How six small papers joined forces to cover the opioid crisis in Long Island with the East End News Project

Six newspapers, including dailies and weeklies and representing three different media companies, came together recently to cover the impact of the opioid epidemic on eastern Long Island in New York. Their coverage of a candlelight vigil in Hampton Bays last week launched the East End News Project, with about a dozen journalists spread out in the crowd, capturing the stories of people who have been hurt or lost loved ones.

Participating papers include "the Times Review Media Groups’ weekly Suffolk Times and Riverhead News-Review and the Shelter Island Reporter; the Press News Group’s weeklies, The East Hampton Press and the eastern and western editions of The Southampton Press; the weekly The Sag Harbor Express and journalism students at Stony Brook University," Kristen Hare reports for Poynter.

The scope of the story was too big for the papers to cover on their own, so the papers decided to band together, despite their normal attitude of friendly competition. "With the East End News Project, the goal is not just to tell bigger and more personal stories, but to confront the opioid epidemic as a community," Hare reports. "They want to offer resources, help humanize and destigmatize people dealing with addiction and examine the medical industry’s role and response to the crisis."
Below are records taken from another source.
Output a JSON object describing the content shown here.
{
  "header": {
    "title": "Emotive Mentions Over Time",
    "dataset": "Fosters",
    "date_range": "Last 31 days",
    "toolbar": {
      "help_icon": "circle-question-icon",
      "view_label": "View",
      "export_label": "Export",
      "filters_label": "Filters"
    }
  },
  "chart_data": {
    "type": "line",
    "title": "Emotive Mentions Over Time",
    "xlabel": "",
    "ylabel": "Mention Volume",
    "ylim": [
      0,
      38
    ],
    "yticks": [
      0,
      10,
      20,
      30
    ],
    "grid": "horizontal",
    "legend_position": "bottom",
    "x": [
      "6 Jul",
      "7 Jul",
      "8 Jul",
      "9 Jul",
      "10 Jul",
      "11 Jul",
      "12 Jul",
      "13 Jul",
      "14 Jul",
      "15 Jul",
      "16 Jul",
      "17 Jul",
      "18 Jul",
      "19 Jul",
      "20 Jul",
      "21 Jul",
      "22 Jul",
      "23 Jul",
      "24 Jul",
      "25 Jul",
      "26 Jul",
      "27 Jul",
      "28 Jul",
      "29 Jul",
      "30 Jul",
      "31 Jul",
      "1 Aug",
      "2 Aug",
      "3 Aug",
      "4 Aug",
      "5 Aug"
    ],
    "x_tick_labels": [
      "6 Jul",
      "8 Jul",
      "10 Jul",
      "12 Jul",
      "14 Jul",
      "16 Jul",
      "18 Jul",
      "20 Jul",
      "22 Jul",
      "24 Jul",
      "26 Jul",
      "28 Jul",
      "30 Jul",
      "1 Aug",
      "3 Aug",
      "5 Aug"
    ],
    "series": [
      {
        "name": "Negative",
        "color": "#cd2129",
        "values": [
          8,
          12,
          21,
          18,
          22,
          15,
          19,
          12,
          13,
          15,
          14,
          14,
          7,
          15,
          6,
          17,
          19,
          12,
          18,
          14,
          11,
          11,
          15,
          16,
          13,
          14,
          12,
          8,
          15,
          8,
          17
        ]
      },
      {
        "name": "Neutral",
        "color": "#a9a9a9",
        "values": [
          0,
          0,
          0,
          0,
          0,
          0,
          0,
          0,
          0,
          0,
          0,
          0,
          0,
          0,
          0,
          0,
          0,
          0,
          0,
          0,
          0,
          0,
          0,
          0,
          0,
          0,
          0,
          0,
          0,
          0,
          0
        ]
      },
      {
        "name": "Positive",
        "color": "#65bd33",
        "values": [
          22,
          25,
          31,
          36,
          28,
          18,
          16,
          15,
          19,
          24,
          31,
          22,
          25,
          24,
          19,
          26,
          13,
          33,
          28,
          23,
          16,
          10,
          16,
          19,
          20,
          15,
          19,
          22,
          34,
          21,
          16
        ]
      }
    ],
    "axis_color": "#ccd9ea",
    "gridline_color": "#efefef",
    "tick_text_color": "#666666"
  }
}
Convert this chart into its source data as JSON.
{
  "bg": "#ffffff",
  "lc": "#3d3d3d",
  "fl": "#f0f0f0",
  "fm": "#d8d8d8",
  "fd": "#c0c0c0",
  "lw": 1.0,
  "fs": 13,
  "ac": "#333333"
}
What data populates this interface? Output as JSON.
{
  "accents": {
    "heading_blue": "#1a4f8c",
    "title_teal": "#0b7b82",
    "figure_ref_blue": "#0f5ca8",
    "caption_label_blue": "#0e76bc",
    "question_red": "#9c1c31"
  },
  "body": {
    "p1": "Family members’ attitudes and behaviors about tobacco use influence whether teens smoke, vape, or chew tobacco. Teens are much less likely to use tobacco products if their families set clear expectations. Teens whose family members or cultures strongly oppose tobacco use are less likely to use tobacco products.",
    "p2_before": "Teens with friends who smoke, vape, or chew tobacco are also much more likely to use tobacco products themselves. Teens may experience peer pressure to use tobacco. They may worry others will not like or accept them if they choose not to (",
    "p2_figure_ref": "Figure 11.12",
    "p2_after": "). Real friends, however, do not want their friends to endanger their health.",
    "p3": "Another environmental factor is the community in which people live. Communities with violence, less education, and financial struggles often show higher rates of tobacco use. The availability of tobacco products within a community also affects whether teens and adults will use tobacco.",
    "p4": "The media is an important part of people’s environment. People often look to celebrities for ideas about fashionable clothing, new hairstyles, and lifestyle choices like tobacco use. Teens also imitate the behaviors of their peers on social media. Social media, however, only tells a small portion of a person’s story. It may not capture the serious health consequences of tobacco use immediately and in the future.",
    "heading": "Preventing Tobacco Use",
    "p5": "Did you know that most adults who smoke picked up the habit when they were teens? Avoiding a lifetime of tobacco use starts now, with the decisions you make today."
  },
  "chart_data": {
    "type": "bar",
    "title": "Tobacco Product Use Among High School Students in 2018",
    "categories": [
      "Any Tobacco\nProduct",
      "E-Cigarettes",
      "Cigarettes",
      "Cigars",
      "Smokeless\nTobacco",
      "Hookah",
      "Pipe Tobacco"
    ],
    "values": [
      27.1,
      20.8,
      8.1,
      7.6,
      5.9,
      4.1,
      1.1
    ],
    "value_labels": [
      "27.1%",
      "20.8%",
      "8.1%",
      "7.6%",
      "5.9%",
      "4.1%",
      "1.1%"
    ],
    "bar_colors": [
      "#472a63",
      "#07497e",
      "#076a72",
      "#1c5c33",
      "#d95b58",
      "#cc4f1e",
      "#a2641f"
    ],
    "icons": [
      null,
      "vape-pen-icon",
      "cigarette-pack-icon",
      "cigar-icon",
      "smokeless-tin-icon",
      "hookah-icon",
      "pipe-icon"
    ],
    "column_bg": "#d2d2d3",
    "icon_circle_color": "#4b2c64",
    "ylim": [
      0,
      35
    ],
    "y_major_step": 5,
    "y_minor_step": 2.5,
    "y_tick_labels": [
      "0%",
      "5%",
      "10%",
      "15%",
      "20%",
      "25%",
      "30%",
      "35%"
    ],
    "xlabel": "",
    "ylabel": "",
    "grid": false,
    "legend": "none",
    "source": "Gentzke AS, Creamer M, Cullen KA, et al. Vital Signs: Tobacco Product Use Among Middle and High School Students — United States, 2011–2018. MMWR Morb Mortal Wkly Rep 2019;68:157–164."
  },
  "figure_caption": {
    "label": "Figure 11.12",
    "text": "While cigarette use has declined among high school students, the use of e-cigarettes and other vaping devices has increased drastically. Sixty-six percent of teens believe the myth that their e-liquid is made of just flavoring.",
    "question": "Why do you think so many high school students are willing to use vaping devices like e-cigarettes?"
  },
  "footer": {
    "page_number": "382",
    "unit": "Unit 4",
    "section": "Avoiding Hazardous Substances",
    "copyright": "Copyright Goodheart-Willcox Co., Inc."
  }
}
The Stony Brook University students have been able to pitch in thanks to a three-year, $150,000 grant, which Stony Brook Journalism School's founding dean Howard Schneider told Hare will put "more boots on the ground" and add "an influx of talent, enthusiasm and ambition and also multimedia capabilities that some of our other partners might not have."

The project will continue for the rest of the year, but they're considering future partnerships. "We are competitors, but we’re all in this together," said Joseph Shaw, executive editor of the Press News Group. "The future for us as an industry is about doing good work, and if we can pull together to do better work together than we do individually, I think that’s crucial."